Nice to know that the sandbars are still around! Good job. 
I cant wait to pick up a Taco to drive out to the fort and fish all night!


----------



## FFsharker (Jan 5, 2017)

Yea I think hers was just a little bigger lol. Didn't have measuring tape. Just close estimates. Yes right there at I ave.


----------



## fishhunt365 (Sep 14, 2009)

Good guess. I got married at I Ave . Good spot to fish. Still can't seem to get anyone to respond on what is going on at TP.


----------



## NC KingFisher (Nov 20, 2011)

Nice. Casted gear or yak baits?


----------



## FFsharker (Jan 5, 2017)

Casted gear. I got away from yak baits because I didn't enjoy it as much. I casted both rods from dry land (had jeans and boots on so no wading). Mine is a Magged Penn 4/0 and hers is a penn fierce 6000. Her Rod is only 6'6" and mine is only 9'.


----------



## NC KingFisher (Nov 20, 2011)

Good to know, only time I fish a yak is with my friend who is deployed right now, I will be down next weekend.
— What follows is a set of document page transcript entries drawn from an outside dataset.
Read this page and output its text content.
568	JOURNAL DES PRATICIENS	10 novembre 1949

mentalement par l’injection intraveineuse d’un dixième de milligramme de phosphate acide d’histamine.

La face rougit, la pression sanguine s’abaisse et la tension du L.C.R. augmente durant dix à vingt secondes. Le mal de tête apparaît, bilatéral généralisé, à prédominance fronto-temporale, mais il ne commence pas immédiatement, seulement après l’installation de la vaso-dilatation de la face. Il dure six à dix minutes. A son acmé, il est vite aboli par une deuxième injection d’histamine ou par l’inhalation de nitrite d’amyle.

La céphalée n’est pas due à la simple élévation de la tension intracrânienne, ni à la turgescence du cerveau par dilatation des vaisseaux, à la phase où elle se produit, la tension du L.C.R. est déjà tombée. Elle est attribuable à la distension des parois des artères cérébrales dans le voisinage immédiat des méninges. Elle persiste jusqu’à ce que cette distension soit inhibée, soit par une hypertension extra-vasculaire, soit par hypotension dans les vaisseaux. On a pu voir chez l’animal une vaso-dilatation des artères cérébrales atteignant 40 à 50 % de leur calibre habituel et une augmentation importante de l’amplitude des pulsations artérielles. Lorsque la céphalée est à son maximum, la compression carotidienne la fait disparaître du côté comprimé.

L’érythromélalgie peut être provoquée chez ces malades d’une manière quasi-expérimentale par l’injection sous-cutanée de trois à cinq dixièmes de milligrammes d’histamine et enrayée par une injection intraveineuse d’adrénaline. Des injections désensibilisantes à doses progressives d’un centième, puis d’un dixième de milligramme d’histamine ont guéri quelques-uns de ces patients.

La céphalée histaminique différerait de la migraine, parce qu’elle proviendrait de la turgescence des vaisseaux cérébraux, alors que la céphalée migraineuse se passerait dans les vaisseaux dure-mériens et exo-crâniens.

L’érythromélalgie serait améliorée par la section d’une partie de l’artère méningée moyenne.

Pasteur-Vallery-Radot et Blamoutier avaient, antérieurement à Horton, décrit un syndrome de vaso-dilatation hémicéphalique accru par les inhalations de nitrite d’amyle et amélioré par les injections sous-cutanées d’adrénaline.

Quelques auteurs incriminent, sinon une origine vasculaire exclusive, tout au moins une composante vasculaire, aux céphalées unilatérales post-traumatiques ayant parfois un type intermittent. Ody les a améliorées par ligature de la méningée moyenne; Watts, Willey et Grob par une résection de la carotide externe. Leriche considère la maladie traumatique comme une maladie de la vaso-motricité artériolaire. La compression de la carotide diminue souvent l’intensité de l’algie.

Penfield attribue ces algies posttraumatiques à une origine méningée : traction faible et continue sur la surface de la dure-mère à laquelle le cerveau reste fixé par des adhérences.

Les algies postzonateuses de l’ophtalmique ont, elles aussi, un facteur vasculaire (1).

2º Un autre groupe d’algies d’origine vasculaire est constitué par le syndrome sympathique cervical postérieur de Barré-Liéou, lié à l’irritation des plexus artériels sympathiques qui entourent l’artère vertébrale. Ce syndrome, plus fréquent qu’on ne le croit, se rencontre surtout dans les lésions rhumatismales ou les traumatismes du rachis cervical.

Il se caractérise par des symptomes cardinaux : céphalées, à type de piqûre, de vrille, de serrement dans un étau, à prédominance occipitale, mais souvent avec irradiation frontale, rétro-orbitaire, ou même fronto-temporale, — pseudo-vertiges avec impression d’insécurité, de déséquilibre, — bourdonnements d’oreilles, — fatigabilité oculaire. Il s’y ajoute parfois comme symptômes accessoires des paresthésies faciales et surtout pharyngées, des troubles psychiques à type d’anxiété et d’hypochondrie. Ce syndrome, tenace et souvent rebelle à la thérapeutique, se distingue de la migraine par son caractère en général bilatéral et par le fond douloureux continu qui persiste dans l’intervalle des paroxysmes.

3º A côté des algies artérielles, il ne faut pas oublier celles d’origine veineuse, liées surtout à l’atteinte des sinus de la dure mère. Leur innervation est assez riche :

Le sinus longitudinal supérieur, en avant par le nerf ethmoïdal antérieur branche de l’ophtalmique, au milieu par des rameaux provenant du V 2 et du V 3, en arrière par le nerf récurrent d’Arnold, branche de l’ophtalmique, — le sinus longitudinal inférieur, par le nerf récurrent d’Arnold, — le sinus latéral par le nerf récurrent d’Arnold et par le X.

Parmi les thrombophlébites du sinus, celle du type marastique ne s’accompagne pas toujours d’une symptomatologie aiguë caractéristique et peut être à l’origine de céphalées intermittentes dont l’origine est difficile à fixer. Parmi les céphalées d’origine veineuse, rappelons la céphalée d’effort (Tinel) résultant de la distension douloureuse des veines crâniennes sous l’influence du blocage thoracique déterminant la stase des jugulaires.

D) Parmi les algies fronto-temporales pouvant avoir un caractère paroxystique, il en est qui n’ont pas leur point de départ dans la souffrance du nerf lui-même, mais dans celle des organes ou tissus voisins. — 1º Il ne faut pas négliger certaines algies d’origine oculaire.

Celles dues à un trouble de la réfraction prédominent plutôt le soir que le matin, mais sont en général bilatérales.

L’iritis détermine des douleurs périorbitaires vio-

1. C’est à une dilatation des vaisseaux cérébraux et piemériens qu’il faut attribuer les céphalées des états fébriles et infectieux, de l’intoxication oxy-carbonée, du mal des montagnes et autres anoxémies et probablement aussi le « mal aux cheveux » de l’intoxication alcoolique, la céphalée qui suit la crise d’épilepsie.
Casted gear is alot more enjoyable to me, I fish an LX Seagate 30 and fathom 40


----------



## stevec8787 (Nov 14, 2014)

so they are relatively close in if you are casting?


----------



## FFsharker (Jan 5, 2017)

Yes they are close. Usually I only get a bait out 50yds maybe 75 if I wade first. I usually use decent size baits around the side of my hand. I have never had an issue with them finding the bait. They're always in close.


----------



## stevec8787 (Nov 14, 2014)

interesting....ive never caught a sandbar...usually just sharpnose and black tips 3-5 feet starting end of may...always figured they didnt move in till then


----------



## FFsharker (Jan 5, 2017)

I never put a time or month on them. Always watch water temp. Mid 50s and up and you can find them. Have hooked a couple big ones in January as well that I never saw. No telling what they were.


----------



## stevec8787 (Nov 14, 2014)

thanks for the info!


----------



## FFsharker (Jan 5, 2017)

No problem, I've been doing this for a long time and have experimented with a bunch of different techniques. All that I ask is that anyone who tries shark fishing, is to treat the Sharks with respect and get the shark back in the water as fast as possible. I no longer so the "money shot" holding open the jaws either, waste of time and doesn't even show the size of the shark lol


----------



## stevec8787 (Nov 14, 2014)

i hear you man, cant even begin to tell you how many people pick up the smaller ones by the tail and risk that head swinging around on them....also people dont usually understand that holding them vertically is a awful for their organs out of the water.....


----------